No era un desfile. Era México latiendo.

A un costado de la avenida convivían los elotes con las micheladas, los algodones de azúcar con el olor de la cerveza recién destapada, el vendedor de llaveritos con el de sombreros, el que ofrecía un recuerdo por cien pesos y el que regalaba una sonrisa sin cobrar un solo peso. Porque aquí hasta el comercio tiene alma y termina siendo parte de la fiesta.

Y mientras el mundo presume estadios, nosotros presumimos calles que saben abrazar.

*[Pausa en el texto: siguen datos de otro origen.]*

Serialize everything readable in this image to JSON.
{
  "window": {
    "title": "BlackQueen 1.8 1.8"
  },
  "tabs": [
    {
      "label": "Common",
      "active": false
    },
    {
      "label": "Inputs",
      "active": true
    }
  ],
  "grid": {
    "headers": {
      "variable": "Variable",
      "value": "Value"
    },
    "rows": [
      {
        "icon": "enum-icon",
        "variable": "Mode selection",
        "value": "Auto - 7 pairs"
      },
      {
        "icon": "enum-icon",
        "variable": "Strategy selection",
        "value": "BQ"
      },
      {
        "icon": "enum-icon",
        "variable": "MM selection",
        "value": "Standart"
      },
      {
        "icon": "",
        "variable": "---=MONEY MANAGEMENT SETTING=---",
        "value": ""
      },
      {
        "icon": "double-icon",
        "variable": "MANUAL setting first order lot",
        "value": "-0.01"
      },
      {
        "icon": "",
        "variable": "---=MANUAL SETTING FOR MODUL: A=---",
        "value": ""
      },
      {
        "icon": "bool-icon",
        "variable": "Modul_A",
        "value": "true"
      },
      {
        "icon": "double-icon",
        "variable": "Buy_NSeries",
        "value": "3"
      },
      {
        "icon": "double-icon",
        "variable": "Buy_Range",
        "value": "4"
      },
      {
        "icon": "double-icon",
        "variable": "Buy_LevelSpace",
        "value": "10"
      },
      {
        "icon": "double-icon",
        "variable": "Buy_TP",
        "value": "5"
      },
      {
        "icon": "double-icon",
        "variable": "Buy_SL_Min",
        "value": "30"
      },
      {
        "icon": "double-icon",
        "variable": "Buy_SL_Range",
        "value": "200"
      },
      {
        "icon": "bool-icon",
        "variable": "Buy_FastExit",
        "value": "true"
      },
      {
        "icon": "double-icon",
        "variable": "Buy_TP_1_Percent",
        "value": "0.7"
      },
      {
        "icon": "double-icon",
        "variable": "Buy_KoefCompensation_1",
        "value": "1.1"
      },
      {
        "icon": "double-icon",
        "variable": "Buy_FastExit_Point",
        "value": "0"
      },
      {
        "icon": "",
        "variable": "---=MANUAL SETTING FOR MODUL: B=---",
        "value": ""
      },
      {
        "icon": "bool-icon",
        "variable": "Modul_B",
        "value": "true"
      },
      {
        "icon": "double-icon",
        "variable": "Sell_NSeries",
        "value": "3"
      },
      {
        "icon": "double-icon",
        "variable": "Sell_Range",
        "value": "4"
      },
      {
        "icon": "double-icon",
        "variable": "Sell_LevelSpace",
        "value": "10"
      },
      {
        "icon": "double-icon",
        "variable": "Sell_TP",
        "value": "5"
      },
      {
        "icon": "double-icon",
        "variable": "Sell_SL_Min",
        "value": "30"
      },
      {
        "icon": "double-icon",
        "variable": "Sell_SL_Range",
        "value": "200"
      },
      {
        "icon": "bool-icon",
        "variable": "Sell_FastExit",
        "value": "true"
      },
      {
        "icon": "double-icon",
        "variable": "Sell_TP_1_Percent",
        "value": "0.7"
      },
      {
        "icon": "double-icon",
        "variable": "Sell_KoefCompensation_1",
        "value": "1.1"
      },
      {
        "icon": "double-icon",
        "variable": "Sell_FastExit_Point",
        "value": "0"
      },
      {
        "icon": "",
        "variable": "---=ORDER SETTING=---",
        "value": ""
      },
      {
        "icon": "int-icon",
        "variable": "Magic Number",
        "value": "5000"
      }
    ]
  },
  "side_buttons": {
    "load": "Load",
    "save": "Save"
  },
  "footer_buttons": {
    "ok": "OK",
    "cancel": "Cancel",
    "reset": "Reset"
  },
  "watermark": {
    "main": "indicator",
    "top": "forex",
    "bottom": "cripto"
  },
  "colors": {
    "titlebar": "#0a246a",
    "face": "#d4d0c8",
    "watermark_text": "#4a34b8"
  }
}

Reforma se convirtió en un río de colores. Pasaban camisetas amarillas, azules, verdes y rojas; se escuchaban acentos distintos, idiomas que muchos no entendían, pero que no hacían falta. Porque cuando sonó Cielito Lindo, cuando retumbó una ranchera y alguien gritó con todas sus fuerzas “¡Viva México, cabrones!”, nadie preguntó de dónde era el de al lado. Todos cantaron como si hubieran nacido bajo el mismo cielo.

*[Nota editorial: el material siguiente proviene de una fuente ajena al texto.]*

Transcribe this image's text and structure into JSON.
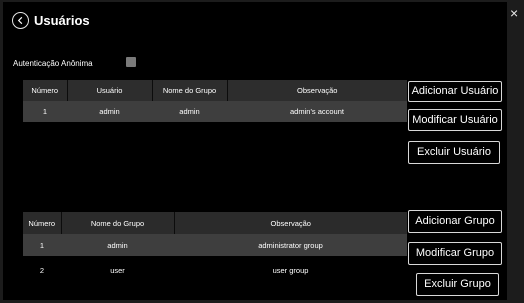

Entonces aparecieron los ajolotes gigantes, las calacas, las catrinas, los ecos de los pueblos mayas, mexicas y aztecas, los bailarines, los sonideros y los mariachis. Era como si el país entero hubiera decidido caminar junto, recordándole al mundo que nuestra historia no cabe en un libro ni nuestra identidad en un estereotipo.

En tiempos donde las redes sociales insisten en vender miedo, división y enojo, Reforma contó una historia distinta. La de un México que todavía se toma de la mano para bailar con desconocidos. La de familias que cargan a sus hijos sobre los hombros para que no se pierdan el momento. La de extranjeros que llegan buscando futbol y terminan llevándose un pedazo del alma de este país.

Porque sí, tenemos problemas. Los conocemos mejor que nadie. Pero también tenemos algo que muy pocos conservan: la capacidad de convertir una avenida en una fiesta, una canción en un abrazo y un desfile en un motivo para sentir orgullo de haber nacido aquí.

Al caer la tarde, cuando la música comenzó a apagarse y los contingentes desaparecieron, quedó una imagen imposible de borrar: miles de personas caminando de regreso a casa con la misma sonrisa, como si durante unas horas hubieran recordado quiénes somos de verdad.

Y quizá ese sea el mayor triunfo de México.

Que el mundo venga buscando goles y se encuentre con una nación que ofrece mucho más que noventa minutos. Un país donde la alegría se sirve con chile y limón, donde la historia desfila junto al presente y donde basta escuchar un “Ay, ay, ay, ay…” para que se humedezcan los ojos.

Porque hay lugares que se visitan.

Pero México… México se lleva pegado en la piel.